This is why stateful services demand careful ordering. You provision the host, install the runtime, create or mount the persistent path, restore the data if needed, and only then start the service. If you reverse the last two steps, many applications happily initialize an empty directory and create a brand-new state. From the automation’s perspective the service is “running.” From the operator’s perspective the wrong system is running.
Idempotency looks slightly different in these workflows. For package management, idempotency often means “the task makes no change when the system already matches the desired state.” For data restore, it often means “the task can be safely repeated without corrupting or duplicating state.” Checksums, restore markers, file existence guards, and validation tasks become important because the automation is now protecting information, not just configuration files.
When Configuration Management Is the Wrong Tool
Section titled “When Configuration Management Is the Wrong Tool”Configuration management excels at keeping long-lived servers aligned with a declared state over time. But long-lived servers that you manage in place are not the only way to run infrastructure, and understanding when that model stops being the right choice is as important as knowing how to apply it.
The core tension is between repairability and replaceability. In the mutable model, a server accumulates configuration over its lifetime and configuration management keeps it on track by detecting and repairing drift. That works well when servers are long-lived, carry persistent state, or are expensive to recreate. It works less well when servers are ephemeral, when the configuration is complex enough that convergence cannot fully guarantee identical state on every host, or when the pace of intentional change is high enough that the playbook is always chasing a moving target.
The alternative is to encode configuration into a machine image during a controlled build process rather than applying it at runtime on a live server. Packer is the standard tool for this on virtual machine infrastructure. Packer provisions a temporary instance, runs provisioners inside it (shell scripts, Ansible playbooks, or cloud-specific bootstrap tools), and captures the result as an AMI, a VM disk snapshot, or a machine image ready for deployment to your cloud provider. When a new server is needed, you launch the pre-built image. There is no post-boot convergence step, no agent polling for drift, and no gap between what the playbook declares and what is actually on disk. The image is the artifact, and it was built and verified before it was ever published.
This approach, often called golden image or baked image infrastructure, reduces configuration drift across instances to nearly zero because every instance launched from the same image contains exactly the same bits. The tradeoff is inertia. Updating a mutable server means running a playbook; the change is live in minutes. Updating an immutable image means rebuilding it, publishing it to an image registry, and replacing every running instance with the new version. For a team deploying a new application version twice a week, that replacement cycle is a manageable cost. For a team that needs to apply emergency security patches quickly across a large fleet, rebuilding and redeploying AMIs can slow the response window enough to matter.
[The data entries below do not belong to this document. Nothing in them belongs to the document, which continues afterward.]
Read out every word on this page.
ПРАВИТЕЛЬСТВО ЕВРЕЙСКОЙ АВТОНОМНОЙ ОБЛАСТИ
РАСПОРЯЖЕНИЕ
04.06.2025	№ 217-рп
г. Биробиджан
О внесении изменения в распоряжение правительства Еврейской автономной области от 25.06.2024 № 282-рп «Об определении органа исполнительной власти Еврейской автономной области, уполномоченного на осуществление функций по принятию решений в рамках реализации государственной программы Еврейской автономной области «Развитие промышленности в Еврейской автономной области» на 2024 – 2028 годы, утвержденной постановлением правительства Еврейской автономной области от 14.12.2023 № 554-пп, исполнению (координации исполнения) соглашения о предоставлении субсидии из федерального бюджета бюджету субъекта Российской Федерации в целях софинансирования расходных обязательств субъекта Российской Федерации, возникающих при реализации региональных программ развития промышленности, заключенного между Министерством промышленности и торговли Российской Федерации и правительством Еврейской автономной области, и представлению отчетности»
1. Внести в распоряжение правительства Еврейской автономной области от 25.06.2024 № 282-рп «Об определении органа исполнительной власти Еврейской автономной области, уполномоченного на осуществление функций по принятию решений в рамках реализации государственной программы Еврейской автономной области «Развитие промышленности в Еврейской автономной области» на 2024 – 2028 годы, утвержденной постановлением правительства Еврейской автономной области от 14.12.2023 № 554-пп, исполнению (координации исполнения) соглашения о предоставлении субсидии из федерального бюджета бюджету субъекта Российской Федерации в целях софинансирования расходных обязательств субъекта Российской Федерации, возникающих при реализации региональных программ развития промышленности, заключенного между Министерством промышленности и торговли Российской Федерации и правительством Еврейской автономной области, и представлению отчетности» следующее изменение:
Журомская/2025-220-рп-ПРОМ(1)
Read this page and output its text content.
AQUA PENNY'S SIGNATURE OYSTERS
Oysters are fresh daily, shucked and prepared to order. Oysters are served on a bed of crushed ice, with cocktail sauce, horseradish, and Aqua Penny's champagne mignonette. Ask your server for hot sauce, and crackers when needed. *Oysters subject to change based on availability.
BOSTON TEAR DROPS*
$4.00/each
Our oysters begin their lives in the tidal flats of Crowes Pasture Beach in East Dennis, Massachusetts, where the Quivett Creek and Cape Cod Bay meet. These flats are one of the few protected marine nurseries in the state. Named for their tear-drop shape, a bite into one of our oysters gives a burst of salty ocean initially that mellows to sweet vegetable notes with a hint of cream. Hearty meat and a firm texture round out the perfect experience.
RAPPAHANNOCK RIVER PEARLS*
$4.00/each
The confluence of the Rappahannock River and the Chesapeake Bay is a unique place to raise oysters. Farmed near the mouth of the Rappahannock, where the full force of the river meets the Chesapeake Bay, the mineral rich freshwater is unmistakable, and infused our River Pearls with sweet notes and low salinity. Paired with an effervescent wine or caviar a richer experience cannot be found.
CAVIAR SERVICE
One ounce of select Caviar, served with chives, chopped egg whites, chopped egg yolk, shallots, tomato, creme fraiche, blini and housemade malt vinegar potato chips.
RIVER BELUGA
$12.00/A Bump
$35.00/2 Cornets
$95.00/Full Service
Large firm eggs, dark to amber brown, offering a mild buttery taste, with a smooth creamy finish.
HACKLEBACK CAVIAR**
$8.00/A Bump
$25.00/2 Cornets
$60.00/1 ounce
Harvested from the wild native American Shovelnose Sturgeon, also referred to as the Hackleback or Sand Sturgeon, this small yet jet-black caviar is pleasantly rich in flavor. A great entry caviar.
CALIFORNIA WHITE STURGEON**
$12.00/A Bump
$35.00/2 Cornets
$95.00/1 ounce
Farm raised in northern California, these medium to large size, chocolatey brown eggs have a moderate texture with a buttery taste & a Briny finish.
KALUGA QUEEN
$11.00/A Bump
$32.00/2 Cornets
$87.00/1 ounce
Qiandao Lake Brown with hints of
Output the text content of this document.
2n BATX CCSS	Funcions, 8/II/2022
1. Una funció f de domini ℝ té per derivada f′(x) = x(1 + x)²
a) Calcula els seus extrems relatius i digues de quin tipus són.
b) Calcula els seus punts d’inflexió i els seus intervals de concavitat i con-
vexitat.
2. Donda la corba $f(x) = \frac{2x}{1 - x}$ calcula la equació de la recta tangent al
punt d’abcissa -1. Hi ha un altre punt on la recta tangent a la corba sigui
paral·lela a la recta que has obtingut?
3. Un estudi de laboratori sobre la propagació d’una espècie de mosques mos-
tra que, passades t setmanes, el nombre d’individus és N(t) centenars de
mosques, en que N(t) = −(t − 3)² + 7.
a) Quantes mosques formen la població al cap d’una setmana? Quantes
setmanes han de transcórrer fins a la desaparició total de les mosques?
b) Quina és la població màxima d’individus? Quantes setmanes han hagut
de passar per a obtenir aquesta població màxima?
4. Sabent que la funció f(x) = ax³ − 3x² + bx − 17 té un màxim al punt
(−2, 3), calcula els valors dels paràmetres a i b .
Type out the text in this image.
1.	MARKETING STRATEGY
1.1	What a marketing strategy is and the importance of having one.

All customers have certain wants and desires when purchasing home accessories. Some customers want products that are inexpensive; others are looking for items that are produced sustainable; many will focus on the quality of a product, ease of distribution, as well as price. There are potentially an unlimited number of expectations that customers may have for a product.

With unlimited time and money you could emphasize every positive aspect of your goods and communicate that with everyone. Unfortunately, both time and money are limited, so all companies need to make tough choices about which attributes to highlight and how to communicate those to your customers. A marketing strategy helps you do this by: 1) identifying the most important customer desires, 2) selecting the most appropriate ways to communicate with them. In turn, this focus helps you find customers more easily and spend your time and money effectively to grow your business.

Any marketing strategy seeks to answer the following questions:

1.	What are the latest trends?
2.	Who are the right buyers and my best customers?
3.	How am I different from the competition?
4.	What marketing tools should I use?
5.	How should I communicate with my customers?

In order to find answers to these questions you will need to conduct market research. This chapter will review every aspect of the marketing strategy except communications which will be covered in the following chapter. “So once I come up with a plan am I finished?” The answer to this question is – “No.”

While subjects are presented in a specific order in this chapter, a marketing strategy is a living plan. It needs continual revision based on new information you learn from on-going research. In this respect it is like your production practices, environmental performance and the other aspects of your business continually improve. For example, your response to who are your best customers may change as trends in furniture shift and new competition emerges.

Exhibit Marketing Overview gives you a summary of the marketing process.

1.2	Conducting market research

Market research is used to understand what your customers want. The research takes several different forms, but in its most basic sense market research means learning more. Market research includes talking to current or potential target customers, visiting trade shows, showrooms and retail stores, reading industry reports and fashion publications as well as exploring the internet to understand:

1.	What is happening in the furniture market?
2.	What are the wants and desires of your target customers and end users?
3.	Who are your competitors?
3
Packer and Ansible are often used together rather than in opposition. Packer calls an Ansible playbook during the image build, capturing the provisioning work into the image at build time rather than applying it at runtime. The result is an immutable image built with a configuration management tool: you get the reproducibility of baked images without giving up the expressiveness of Ansible for the provisioning logic. The image becomes a testable, versioned artifact just like an application binary.
Containers push the immutability model further still. A container image is already a fully specified, reproducible artifact. A container launched from that image behaves identically on any compliant host. In a fully containerized environment, configuration management’s role at the server layer shrinks to the host baseline: the kernel, the container runtime, log forwarding, and security settings. Application configuration moves into environment variables, mounted ConfigMaps, or secrets injected at startup by the orchestrator. That does not eliminate configuration management, but it restructures where it is needed. A team running a fully containerized application tier might have very sparse Ansible automation covering the operating system baseline and a rich set of Kubernetes manifests covering the application layer.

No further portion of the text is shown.